The idea of getting as many people as possible into the risk pool is the basis for any successful mutual insurance model. It’s as old as insurance itself. The more people paying, the less risk there will be. It’s not rocket science. The individual mandate was a Republican idea since the late 1980′s. As much as the (ultra-conservative) Heritage Foundation is denying it today, it was their idea. It was a very good idea. This idea was introduced on the Senate floor by then GOP Senator John Chafee (R-RI) and he had 19 GOP co-sponsors with him. Speaker Newt Gingrich as a very vocal supporter of the individual mandate and wrote about it extensively. Former Massachusetts Governor Mitt Romney loved the individual mandate so much, he got a health care reform bill passed and enacted in Massachusetts with the individual mandate as the centerpiece of the bill. Today, Mitt Romney denies he ever liked the individual mandate. Of the more than 1500 independent private health insurers in America, virtually all of them say that without the individual mandate, every health care reform idea will fail because they need a very large risk pool for it to be successful. The real problem is, for all of the support that the individual mandate has gotten over the years by Republicans, for all of the strong proponents of the individual mandate before President Obama got sworn in as President, the individual will be forever banned as a tool to make health care reform successful if it gets struck down by the Supreme Court. Republicans, for some strange reason, are willing to throw the baby out with the bath water just to defeat President Obama in the November 2012 election. Republicans are willing to use a scorched earth tactic and ruin any chance of using the individual mandate ever again just to win at partisan politics.

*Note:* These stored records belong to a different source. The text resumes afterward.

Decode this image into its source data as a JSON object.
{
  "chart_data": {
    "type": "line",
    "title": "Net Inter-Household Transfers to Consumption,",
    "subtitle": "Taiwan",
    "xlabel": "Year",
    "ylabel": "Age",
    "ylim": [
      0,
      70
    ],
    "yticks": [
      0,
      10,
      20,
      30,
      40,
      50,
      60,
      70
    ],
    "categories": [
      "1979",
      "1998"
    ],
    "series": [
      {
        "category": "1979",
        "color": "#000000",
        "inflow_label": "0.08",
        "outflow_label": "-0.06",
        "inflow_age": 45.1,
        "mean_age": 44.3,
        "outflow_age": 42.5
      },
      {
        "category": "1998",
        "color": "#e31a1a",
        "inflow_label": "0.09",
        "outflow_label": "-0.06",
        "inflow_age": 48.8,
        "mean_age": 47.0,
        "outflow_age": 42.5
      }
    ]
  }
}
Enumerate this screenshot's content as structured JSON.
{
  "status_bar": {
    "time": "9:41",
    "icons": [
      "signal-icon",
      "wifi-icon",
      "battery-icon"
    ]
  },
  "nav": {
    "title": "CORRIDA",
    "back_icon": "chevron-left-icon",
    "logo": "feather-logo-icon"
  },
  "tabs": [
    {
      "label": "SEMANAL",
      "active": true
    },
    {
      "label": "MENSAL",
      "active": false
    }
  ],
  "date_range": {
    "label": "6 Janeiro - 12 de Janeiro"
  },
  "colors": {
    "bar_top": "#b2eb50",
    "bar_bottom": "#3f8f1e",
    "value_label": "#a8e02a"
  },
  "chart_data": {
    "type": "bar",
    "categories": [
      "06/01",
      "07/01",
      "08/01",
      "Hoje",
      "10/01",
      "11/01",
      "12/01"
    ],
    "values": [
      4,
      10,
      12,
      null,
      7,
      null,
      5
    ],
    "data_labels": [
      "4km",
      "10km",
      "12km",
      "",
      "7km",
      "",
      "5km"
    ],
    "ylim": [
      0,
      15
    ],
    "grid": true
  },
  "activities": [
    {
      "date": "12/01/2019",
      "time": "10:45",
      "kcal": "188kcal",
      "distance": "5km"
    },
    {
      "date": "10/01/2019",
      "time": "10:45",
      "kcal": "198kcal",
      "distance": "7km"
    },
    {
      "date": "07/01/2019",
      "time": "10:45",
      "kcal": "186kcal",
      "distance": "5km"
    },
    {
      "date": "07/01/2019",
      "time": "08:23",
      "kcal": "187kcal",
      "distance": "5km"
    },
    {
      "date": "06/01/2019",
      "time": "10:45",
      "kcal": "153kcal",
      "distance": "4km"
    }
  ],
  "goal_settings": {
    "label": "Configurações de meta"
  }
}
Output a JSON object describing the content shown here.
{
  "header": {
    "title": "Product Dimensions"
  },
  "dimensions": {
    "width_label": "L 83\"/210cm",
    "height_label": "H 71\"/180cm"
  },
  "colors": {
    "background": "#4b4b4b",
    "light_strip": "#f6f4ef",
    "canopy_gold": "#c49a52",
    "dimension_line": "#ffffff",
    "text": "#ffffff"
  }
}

FACT: If the high court rules the individual mandate dead next week, the individual mandate will be dead forever.
FACT: Republicans are willing to kill the idea that they strongly embraced before Obama became our President, all in the name of partisan politics.
FACT: This is the definition of insanity.
If the Supreme Court rules against Obamacare next week and we see all of the great existing benefits rescinded…
Existing benefits such as…
1) Donut Hole relief for the elderly
2) Children up to age 26 remaining of a parents policy
3) Free preventive health screenings for the elderly
4) Guaranteed issue even with pre-existing conditions
5) Refunds for overpayment of insurance premiums
If these great benefits disappear, Republicans will be in big trouble in the November election!
BIG TROUBLE!
Just rewatched the movie Soylent Green which is set in the year 2022 in NYC with a population of 40 million and people dying in the streets. There is a segment in the movie when Edward G. Robinson checked into the euthanasia clinic because he had found out that dead people were whisked off to the Soylent factory and made into edible nutrition wafers and just didn’t want to be a part of that kind of a world. It seemed to be nice place and he died with a smile on his face. Not bad! If SCOTUS takes us back to no plan to solve our healthcare crisis we might as well start building the euthanasia clinics.
Single payer, enhanced and improved MEDICARE for all could solve our healtcare crisis. It wouldn’t be perfect but it would be utopia compared to the healthcare hell we will have if there is no plan.